Just fill ‘em with love. Every other parenting mistake or deficit can be fixed, but if a child grows up thinking it’s not loved and doesn’t have a place in this world, that is a recipe for permanent and painful damage. Not necessarily “spoil” them, but cut them slack as often as possible. Just love ‘em up.


Infant-21



Be on the lookout for people who are not included and reach out. There was a girl in my 8th grade class who was pregnant. Nobody talked to her, including me. Looking back, I regret that deeply. How scared and alone she must have been. She could have used a friend. I wish I would have asked her to sit by me at lunch or talked to her about homework or something.


11-13



Plan trip to Outside Lands music festival at Golden Gate Park


17



Introduction to 70’s Southern Rock.

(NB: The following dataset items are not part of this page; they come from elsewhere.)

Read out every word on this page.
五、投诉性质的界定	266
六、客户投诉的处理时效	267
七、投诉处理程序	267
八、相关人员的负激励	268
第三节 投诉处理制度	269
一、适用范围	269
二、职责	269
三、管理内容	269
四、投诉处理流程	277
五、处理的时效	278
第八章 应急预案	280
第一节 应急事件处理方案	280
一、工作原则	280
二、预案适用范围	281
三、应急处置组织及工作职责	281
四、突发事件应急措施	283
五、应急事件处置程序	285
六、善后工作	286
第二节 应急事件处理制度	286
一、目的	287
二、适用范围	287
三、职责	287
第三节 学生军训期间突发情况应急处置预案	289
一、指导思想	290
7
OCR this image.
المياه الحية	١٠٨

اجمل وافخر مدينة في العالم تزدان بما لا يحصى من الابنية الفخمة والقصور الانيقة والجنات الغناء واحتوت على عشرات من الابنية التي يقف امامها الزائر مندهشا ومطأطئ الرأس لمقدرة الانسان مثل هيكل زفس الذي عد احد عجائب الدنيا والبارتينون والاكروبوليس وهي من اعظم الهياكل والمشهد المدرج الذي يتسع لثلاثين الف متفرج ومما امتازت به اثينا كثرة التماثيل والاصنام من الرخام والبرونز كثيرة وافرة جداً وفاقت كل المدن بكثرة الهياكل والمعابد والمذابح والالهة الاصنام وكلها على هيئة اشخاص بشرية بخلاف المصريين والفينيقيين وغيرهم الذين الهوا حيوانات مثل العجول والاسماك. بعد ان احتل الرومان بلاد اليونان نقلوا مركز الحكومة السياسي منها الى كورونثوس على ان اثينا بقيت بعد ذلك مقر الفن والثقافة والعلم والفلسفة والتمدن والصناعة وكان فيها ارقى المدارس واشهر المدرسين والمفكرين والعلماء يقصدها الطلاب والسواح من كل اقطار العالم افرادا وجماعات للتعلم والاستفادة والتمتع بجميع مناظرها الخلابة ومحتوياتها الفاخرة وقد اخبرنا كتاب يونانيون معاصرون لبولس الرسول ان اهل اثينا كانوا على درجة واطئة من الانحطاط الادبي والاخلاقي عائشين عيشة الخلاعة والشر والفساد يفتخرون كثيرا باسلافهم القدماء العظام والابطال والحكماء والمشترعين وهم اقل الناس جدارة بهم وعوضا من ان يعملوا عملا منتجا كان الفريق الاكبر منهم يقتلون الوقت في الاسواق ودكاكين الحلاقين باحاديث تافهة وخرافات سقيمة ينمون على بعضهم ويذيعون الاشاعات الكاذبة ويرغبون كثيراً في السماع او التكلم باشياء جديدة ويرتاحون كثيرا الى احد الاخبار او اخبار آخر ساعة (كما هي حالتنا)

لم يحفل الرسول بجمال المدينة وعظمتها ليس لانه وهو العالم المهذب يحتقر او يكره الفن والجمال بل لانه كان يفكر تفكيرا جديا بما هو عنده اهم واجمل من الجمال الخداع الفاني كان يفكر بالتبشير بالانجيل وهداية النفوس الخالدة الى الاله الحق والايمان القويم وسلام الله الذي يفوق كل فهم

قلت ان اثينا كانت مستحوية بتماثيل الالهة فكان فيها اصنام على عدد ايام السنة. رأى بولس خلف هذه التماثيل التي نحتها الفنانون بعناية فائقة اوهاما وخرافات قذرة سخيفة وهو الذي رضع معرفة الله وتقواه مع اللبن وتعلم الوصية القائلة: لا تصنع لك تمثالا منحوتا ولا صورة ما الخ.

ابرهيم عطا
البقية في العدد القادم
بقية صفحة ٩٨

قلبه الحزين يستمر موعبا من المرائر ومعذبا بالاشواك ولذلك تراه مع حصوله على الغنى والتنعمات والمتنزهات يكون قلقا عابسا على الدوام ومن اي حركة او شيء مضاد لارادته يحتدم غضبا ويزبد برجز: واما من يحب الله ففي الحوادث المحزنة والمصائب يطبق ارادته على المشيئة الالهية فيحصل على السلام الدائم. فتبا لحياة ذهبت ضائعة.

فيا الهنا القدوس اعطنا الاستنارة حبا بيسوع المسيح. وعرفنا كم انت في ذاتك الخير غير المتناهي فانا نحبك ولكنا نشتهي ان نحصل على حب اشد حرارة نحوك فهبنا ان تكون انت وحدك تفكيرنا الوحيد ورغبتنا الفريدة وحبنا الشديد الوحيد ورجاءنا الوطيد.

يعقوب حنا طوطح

Skynyrd, Allman Bros, etc.


14



Know the difference between an inconvenience and a tragedy. Hint: If it can be fixed with money or effort, it’s probably not a tragedy.


15, 20



Before speaking (or texting) ask yourself three questions: Is it kind? Is it true? Is it necessary? If not all three, don’t speak. (PS “kind” isn’t the same as good news. You can deliver bad news with kindness.)


11, 14, 20



Try silence. Just sit with it (problem/feeling/etc.) invite the problem to sit next to you and just be quiet. Five minutes every day for a week or two. Your solution will appear. Stop running and just sit with it.


16



Sometimes it just takes a while to catch on. I had to watch Game of thrones 3 or 4 times before I could keep track of all the characters and subplots. Record your lectures so you can replay them a few times.


13,15,19



“Those who cannot change their mind cannot change anything.” -George Bernard Shaw...... As you live and love and learn, your views will evolve. It takes courage to grow.


16



“Your life unfolds in proportion to your courage.” -Danielle Le Port


15, 18



People are insecure. Be mindful of fragile egos (we all have them to a degree.) Avoid implying that people aren't doing a good job.


20



Universal Studios


12-18



On grief: CS Lewis said somewhere that it isn’t just that his friend died, it’s that the part of him that only his friend could bring out would never be brought out again.


17, 21



Conflict resolution tip: Are we talking about how we got here, or how we get out of here? Because those are two entirely different conversations.


14, 16, 20



An exercise in assumption. Have them answer “Just because I _______” doesn’t mean _________”.


10



Focus on the lesson not the pain.


14, 21



It’s okay to feel jealous. Totally normal, totally human. Just never act on jealousy.


12, 14, 16, 19, 21



Test


20



Your body will go through all sorts of shapes and sizes. You’ll have times when you’re gorgeous and times when you’re awkward or frumpy. Whether you’re having a great hair day or sporting a face full of angry pimples, your looks have never and will never define your worth. (And nobody else will ever be defined by theirs.)


13, 15, 21



101 Essays That Will Change the Way You Think by Brianna Wiest. Listen to it yearly!


16, 17, 18, 19, 21



Make an album Or Shutterfly book about Mom and Dad’s wedding and marriage. Stress themes of love, kindness, sacrifice, shared values and putting the other first. Talk about managing conflict in a loving relationship doesn’t mean never fighting but it does mean fighting fair. Make it an annual tradition to read through it and talk about marriage on their anniversary. (The next best thing to modeling a happy marriage.


9



Police officers and members of the military put their lives on the line to protect us. Be respectful of them and thank them for their service.